Dr. Sahin is the founder and Chief Executive of TIAX LLC, a leading collaborative product and technology development firm that accelerates innovation to help clients achieve growth and create an impact in the market–and in people’s lives. TIAX is a laboratory-based company with more than 50 laboratories and 200 engineers and scientists operating in Cambridge, MA, and Cupertino, CA, focusing on clean energy, power, chemicals, and materials.
Dr. Sahin’s role as CEO of TIAX caps an already prolific career as an academic, technologist and entrepreneur. He received his B.S. (1963) and Ph.D. (1968) from the Massachusetts Institute of Technology and then served on the faculties of MIT, Harvard, and the University of Massachusetts Amherst until 1985. During his distinguished academic career, he received several teaching awards and obtained U.S. and international patents.

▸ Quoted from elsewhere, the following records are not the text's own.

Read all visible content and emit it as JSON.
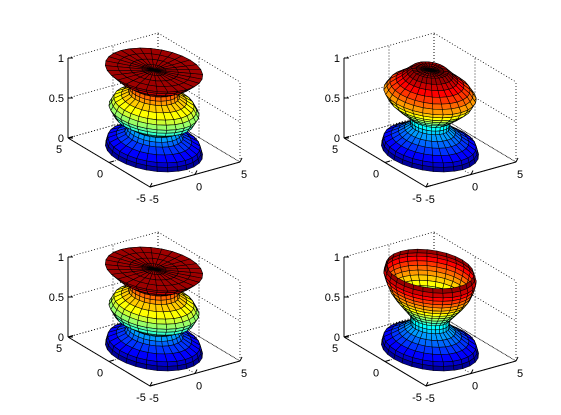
{
  "chart_data": [
    {
      "type": "surface",
      "colormap": "jet",
      "zlim": [
        0,
        1
      ],
      "xlim": [
        -5,
        5
      ],
      "ylim": [
        -5,
        5
      ],
      "z_ticks": [
        "0",
        "0.5",
        "1"
      ],
      "x_ticks": [
        "-5",
        "0",
        "5"
      ],
      "y_ticks": [
        "-5",
        "0",
        "5"
      ],
      "profile": {
        "z": [
          0,
          0.1,
          0.2,
          0.3,
          0.4,
          0.5,
          0.6,
          0.7,
          0.8,
          0.9,
          1.0
        ],
        "r": [
          4.0,
          3.8,
          2.4,
          2.1,
          3.3,
          3.7,
          3.3,
          2.1,
          2.0,
          3.2,
          4.0
        ]
      },
      "color_by": "z",
      "top_open": false
    },
    {
      "type": "surface",
      "colormap": "jet",
      "zlim": [
        0,
        1
      ],
      "xlim": [
        -5,
        5
      ],
      "ylim": [
        -5,
        5
      ],
      "z_ticks": [
        "0",
        "0.5",
        "1"
      ],
      "x_ticks": [
        "-5",
        "0",
        "5"
      ],
      "y_ticks": [
        "-5",
        "0",
        "5"
      ],
      "profile": {
        "z": [
          0,
          0.1,
          0.2,
          0.3,
          0.4,
          0.5,
          0.6,
          0.7,
          0.8,
          0.9,
          1.0
        ],
        "r": [
          4.0,
          3.8,
          2.6,
          1.6,
          1.7,
          2.6,
          3.4,
          3.8,
          3.3,
          2.3,
          1.5
        ]
      },
      "color_by": "z",
      "top_open": false
    },
    {
      "type": "surface",
      "colormap": "jet",
      "zlim": [
        0,
        1
      ],
      "xlim": [
        -5,
        5
      ],
      "ylim": [
        -5,
        5
      ],
      "z_ticks": [
        "0",
        "0.5",
        "1"
      ],
      "x_ticks": [
        "-5",
        "0",
        "5"
      ],
      "y_ticks": [
        "-5",
        "0",
        "5"
      ],
      "profile": {
        "z": [
          0,
          0.1,
          0.2,
          0.3,
          0.4,
          0.5,
          0.6,
          0.7,
          0.8,
          0.9,
          1.0
        ],
        "r": [
          4.0,
          3.8,
          2.4,
          2.1,
          3.3,
          3.7,
          3.3,
          2.1,
          2.0,
          3.2,
          4.0
        ]
      },
      "color_by": "z",
      "top_open": false
    },
    {
      "type": "surface",
      "colormap": "jet",
      "zlim": [
        0,
        1
      ],
      "xlim": [
        -5,
        5
      ],
      "ylim": [
        -5,
        5
      ],
      "z_ticks": [
        "0",
        "0.5",
        "1"
      ],
      "x_ticks": [
        "-5",
        "0",
        "5"
      ],
      "y_ticks": [
        "-5",
        "0",
        "5"
      ],
      "profile": {
        "z": [
          0,
          0.1,
          0.2,
          0.3,
          0.4,
          0.5,
          0.6,
          0.7,
          0.8,
          0.9,
          1.0
        ],
        "r": [
          4.0,
          3.8,
          2.6,
          1.6,
          1.6,
          2.2,
          2.8,
          3.3,
          3.6,
          3.8,
          3.6
        ]
      },
      "color_by": "z",
      "top_open": true
    }
  ]
}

In 1982, Dr. Sahin founded Kenan Systems with a $1,000 personal investment and no outside funding. The company went on to become a world leader in telecommunications software, employing nearly 1,000 people and with offices in a dozen countries. Both Kenan Systems and Dr. Sahin received numerous awards, including the Ernst & Young New England Entrepreneur of the Year in 1998.
In early 1999, Kenan Systems was acquired by Lucent Technologies and Dr. Sahin became Vice President of Software Technology at Bell Labs and President of Lucent’s Software Products Group, serving in those positions through 2000.
Dr. Sahin was chosen by the World Economic Forum as one of its 40 Technology Pioneers for 2003 and received the New England Business and Technology's first “Circle of Excellence” award in 2004. In 2006, he was given the Golden Door Award by the International Institute of Boston.
He has published numerous articles. Most recently he addressed the innovation backlog in articles for R&D Magazine and Technology Review. He is also a frequent speaker on the topic of successful implementation of innovations in technology.
Dr. Sahin serves or has served on numerous non-profit boards, including those of the Council on Competitiveness, MIT (for whom he is a life member), the Boston Museum of Science, the Boston Museum of Fine Arts, Boston Symphony, and the American Field Service.